Sergeant Brandon King (Ryan Phillippe) leads his squad home from a tour of duty in Iraq, to a pomp-filled heroes’ welcome, in Texas.
He celebrates his return to civilian life with fellow company members Tommy (Joseph Gordon-Levitt), Steve (Channing Tatum) and Steve’s fiancée – and Brandon’s old flame – Michele (Abbie Cornish).
But even as they are considering their futures, Brandon is told he has to go straight back to Iraq.
He’s thrown into turmoil – he can’t go back – he’s had enough – but there’s hardly any support for returning soldiers – and obviously none at all for those who go AWOL, for that’s the route Brandon ends up taking.
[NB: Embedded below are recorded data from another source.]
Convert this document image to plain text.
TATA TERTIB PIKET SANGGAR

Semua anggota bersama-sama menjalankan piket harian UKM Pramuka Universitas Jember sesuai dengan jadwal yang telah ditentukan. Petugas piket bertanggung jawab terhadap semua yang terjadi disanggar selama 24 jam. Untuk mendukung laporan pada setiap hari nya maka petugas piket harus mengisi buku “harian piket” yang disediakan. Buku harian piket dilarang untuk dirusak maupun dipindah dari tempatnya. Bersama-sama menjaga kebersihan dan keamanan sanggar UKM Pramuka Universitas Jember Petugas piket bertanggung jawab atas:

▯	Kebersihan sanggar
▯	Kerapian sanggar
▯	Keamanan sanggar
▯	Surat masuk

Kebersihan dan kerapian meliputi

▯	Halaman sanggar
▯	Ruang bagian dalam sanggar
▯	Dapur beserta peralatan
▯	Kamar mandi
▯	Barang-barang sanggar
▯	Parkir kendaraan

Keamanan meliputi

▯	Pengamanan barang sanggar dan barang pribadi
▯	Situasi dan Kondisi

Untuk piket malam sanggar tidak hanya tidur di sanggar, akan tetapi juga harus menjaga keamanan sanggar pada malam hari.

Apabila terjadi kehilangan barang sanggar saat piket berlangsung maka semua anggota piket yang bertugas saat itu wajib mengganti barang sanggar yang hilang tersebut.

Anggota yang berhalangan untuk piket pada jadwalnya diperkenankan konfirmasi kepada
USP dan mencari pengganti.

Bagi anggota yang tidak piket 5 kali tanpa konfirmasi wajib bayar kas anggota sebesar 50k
The waters are further muddied when Steve comes looking for Brandon and finds that his own fiancée is helping him hide from the authorities.
WHAT’S IT LIKE?
It’s been a long wait for Kimberly Peirce’s follow-up to the Oscar-winning Boys Don’t Cry, and again she’s delivered a powerful drama – this time a study not just of the effect war has on the soldiers in the field, but also the way they’re treated when they get home.
It’s the latest in an ever-growing list of films examining the roles of American soldiers, who’ve been fighting in Iraq – and looking at the lasting effects of their experiences.
The film touches on many areas – the aftermath of war, the battle against the authorities, honour, love rivalries – on each one pushing the boundaries and becoming just a little overwrought.
Ryan Phillippe puts his heart into it but is perhaps a little too single-minded – Channing Tatum gives perhaps the most mature and complex performance of the piece.
It’s a brave, fresh attempt to study a familiar subject, with a necessarily bleak and raw feel, but it leaves you feeling emotionally drained, without giving you a sense that you’ve learned much or grown as a result of sharing their experiences.